2) Context—Nocera, a veteran of FORTUNE and now at the NY Times, said, “If newspapers really understood how to create context, magazines would go out of business.” The reporter may be well served to go back to previous pieces on the same subject to create a link for the reader. Herman warned that adding too much context can shift easily into bias.
3) Trust in Media—Murray noted that the Pew Foundation study of last year showed that the Wall Street Journal was the most trusted of the major media at 29%, down from 50% trust only 10 years ago. He believes that it is easier than ever to check on veracity of stories given the proliferation of media. He added that he basically believes stories he reads in his own paper, plus the NY Times, Washington Post and Financial Times because he knows many of the reporters and is aware of the strict editing process.
4) Truth in Media—Nocera talked about the tale of Rashoman, the Talmudic tale of inability to find real truth because of a contradictory set of facts. He suggested that there is no single truth.
5) Essence—Nocera added that the reporter’s job is to distill a problem to its simplest form and to take readers where they don’t expect to go.
6) Why Speak to the Media—Murray made a strong case for CEOs speaking to reporters. “People want us to publish what we know.” He suggested that CEO interaction with media is often over managed by PR people.

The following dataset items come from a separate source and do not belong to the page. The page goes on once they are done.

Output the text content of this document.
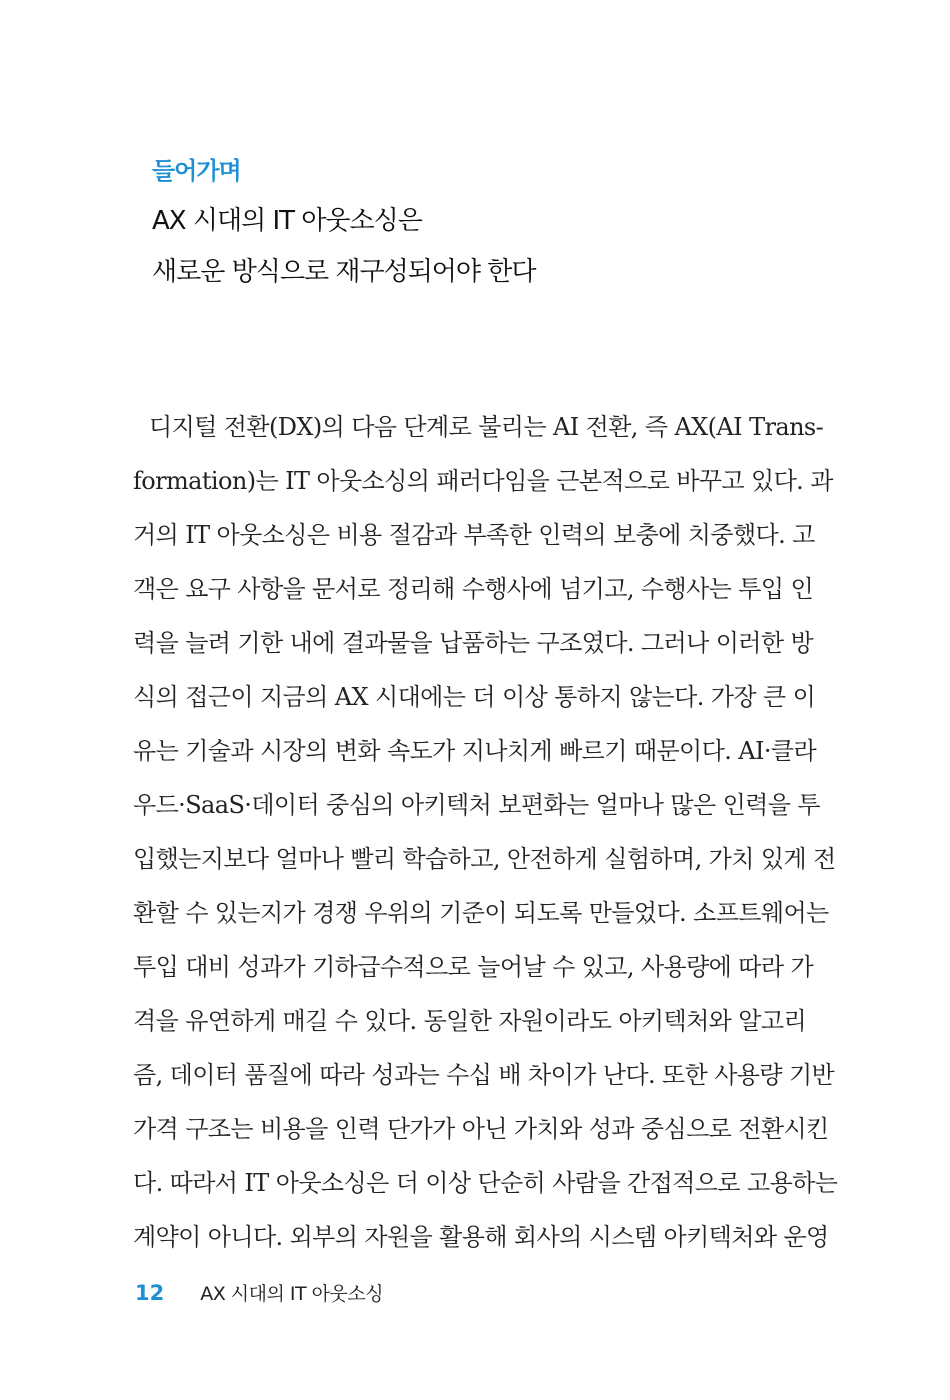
들어가며
AX 시대의 IT 아웃소싱은
새로운 방식으로 재구성되어야 한다
디지털 전환(DX)의 다음 단계로 불리는 AI 전환, 즉 AX(AI Trans-
formation)는 IT 아웃소싱의 패러다임을 근본적으로 바꾸고 있다. 과
거의 IT 아웃소싱은 비용 절감과 부족한 인력의 보충에 치중했다. 고
객은 요구 사항을 문서로 정리해 수행사에 넘기고, 수행사는 투입 인
력을 늘려 기한 내에 결과물을 납품하는 구조였다. 그러나 이러한 방
식의 접근이 지금의 AX 시대에는 더 이상 통하지 않는다. 가장 큰 이
유는 기술과 시장의 변화 속도가 지나치게 빠르기 때문이다. AI·클라
우드·SaaS·데이터 중심의 아키텍처 보편화는 얼마나 많은 인력을 투
입했는지보다 얼마나 빨리 학습하고, 안전하게 실험하며, 가치 있게 전
환할 수 있는지가 경쟁 우위의 기준이 되도록 만들었다. 소프트웨어는
투입 대비 성과가 기하급수적으로 늘어날 수 있고, 사용량에 따라 가
격을 유연하게 매길 수 있다. 동일한 자원이라도 아키텍처와 알고리
즘, 데이터 품질에 따라 성과는 수십 배 차이가 난다. 또한 사용량 기반
가격 구조는 비용을 인력 단가가 아닌 가치와 성과 중심으로 전환시킨
다. 따라서 IT 아웃소싱은 더 이상 단순히 사람을 간접적으로 고용하는
계약이 아니다. 외부의 자원을 활용해 회사의 시스템 아키텍처와 운영
12 AX 시대의 IT 아웃소싱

7) Value of Beats—Herman noted that he had been at the Journal for nearly 30 years and on the tax beat for the past 15 years. “I do know how to get information out of the IRS if need be!”
I found it quite remarkable that many of the CEOs in the room are still hesitant and reluctant to deal with the media. There were a few caustic comments about erroneous reporting, lack of understanding of a category by inexperienced reporters, and excessive speculation in the absence of facts. My view is that companies will always do better by laying out the facts and allowing stakeholders to process them. That includes a robust interaction with the business media, still the most credible source of information according to the Edelman Trust Barometer.